So I have been working on this problem for a little while now. I asked this question before, but in a context of only using python. I got great answer from trincot in this thread(also the problem is described in detail here):
I load the data into pandas dataframe and delete the connections where Parent and Child are the same:
data = pd.read_csv('data.txt', sep=" ", header=0)
data = data[data['child'] != data['Parent]]
then I create a DiGraph from my dataframe:
G = nx.from_pandas_edgelist(data, source = 'Parent', target = 'child', create_using = nx.DiGraph())

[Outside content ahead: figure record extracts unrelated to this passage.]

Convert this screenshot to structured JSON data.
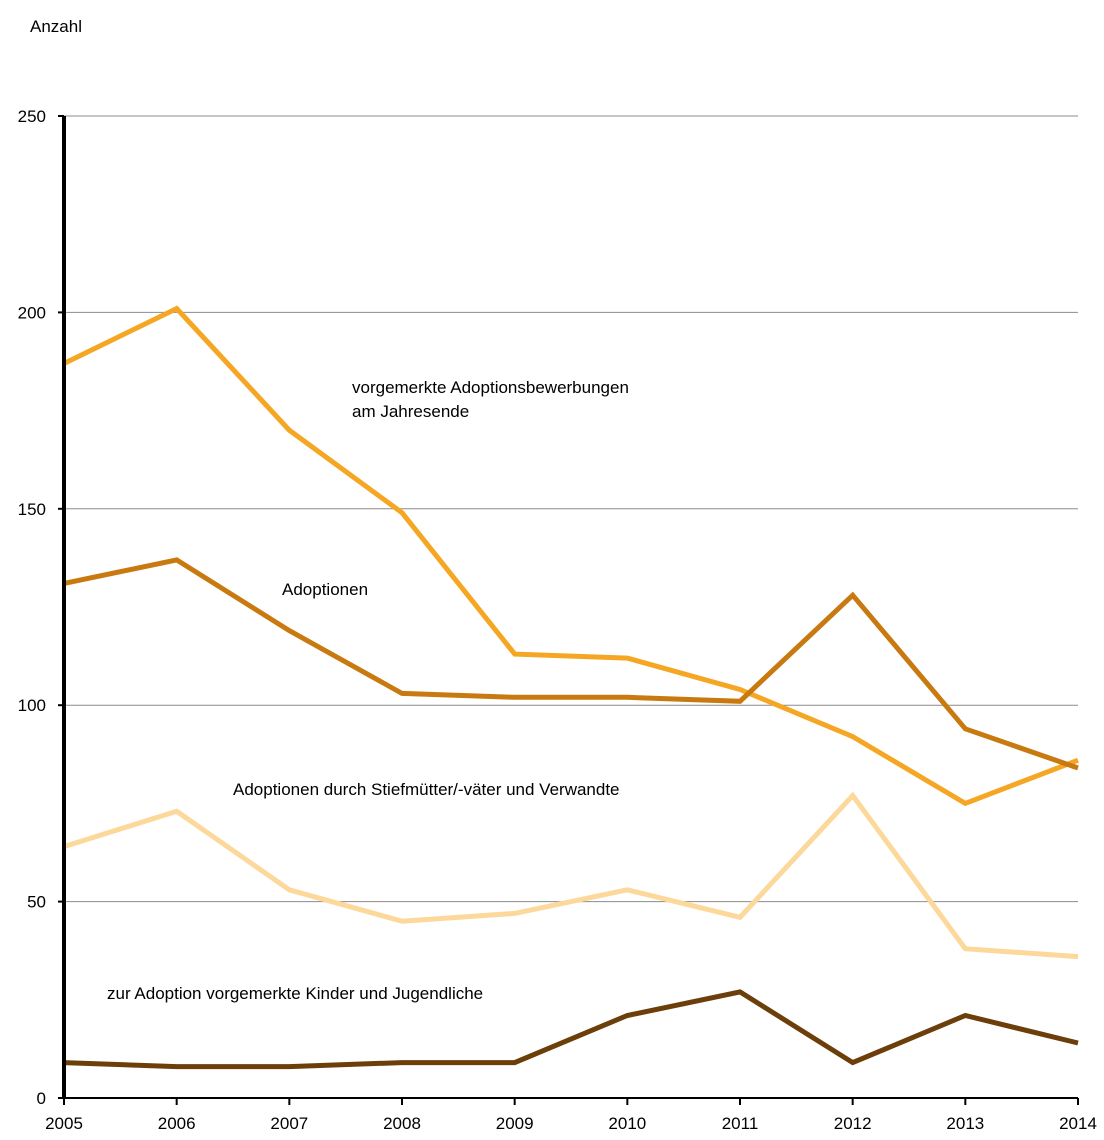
{
  "chart_data": {
    "type": "line",
    "title": "",
    "ylabel": "Anzahl",
    "xlabel": "",
    "categories": [
      "2005",
      "2006",
      "2007",
      "2008",
      "2009",
      "2010",
      "2011",
      "2012",
      "2013",
      "2014"
    ],
    "ylim": [
      0,
      250
    ],
    "yticks": [
      0,
      50,
      100,
      150,
      200,
      250
    ],
    "grid": true,
    "legend": "none",
    "series": [
      {
        "name": "vorgemerkte Adoptionsbewerbungen am Jahresende",
        "label_lines": [
          "vorgemerkte Adoptionsbewerbungen",
          "am Jahresende"
        ],
        "color": "#f5a623",
        "values": [
          187,
          201,
          170,
          149,
          113,
          112,
          104,
          92,
          75,
          86
        ]
      },
      {
        "name": "Adoptionen",
        "label_lines": [
          "Adoptionen"
        ],
        "color": "#c87a10",
        "values": [
          131,
          137,
          119,
          103,
          102,
          102,
          101,
          128,
          94,
          84
        ]
      },
      {
        "name": "Adoptionen durch Stiefmütter/-väter und Verwandte",
        "label_lines": [
          "Adoptionen durch Stiefmütter/-väter und Verwandte"
        ],
        "color": "#fcd89a",
        "values": [
          64,
          73,
          53,
          45,
          47,
          53,
          46,
          77,
          38,
          36
        ]
      },
      {
        "name": "zur Adoption vorgemerkte Kinder und Jugendliche",
        "label_lines": [
          "zur Adoption vorgemerkte Kinder und Jugendliche"
        ],
        "color": "#6b3e0a",
        "values": [
          9,
          8,
          8,
          9,
          9,
          21,
          27,
          9,
          21,
          14
        ]
      }
    ]
  }
}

And I try to sift for a roots and leaves:
roots = (v for v, d in G.in_degree() if d==0)
leaves = (v for v, d in G.out_degree() if d ==0)
aaaaaand I'm stuck. I have two ideas. Take every possible path from leaves to roots and then only print leaf -> node connection starting from leaf to root or take every node, check if it exists in a path from leaves to roots, take It's leaf and print leaf -> node. The output for the example data will be like this:
ANALYTICAL_BALANCE BFG_DEPOSIT
ANALYTICAL_BALANCE BFG_2056
ANALYTICAL_BALANCE FFD_15
CUSTOM_DATA AND_11
CUSTOM_DATA DICT_DEAL
CUSTOM_DATA BFG_2056
CUSTOM_DATA FFD_15
CUSTOMER_DETAIL BALANCE
CUSTOMER_DETAIL BFG_16
CUSTOMER_DETAIL STAT_HIST
If you maybe have any other ideas on how I can solve this or what library may be better for this feel free to write. Any help would be greatly appreciated!
CodePudding user response:
Ok so I guess that the answer to my problem was really simple. The whole code looks like this:
data = pd.read_csv('data.txt', sep=" ", header=0)
data = data[data['child'] != data['Parent']]
G = nx.from_pandas_edgelist(data, source = 'Parent', target = 'child', create_using = nx.DiGraph())
leaves = list((v for v, d in G.in_degree() if d==0))
nodes = G.nodes()
for leaf in leaves:
for node in nodes:
if nx.has_path(G,leaf, node) and node not in leaves:
print(leaf, node)
Idea behind this code is really simple. I just take every leaf from a forest and check if there exists a path from leaf to every node. Ofcourse the leafs are also nodes so when I see one I pass it. It may be a little naive, but works great.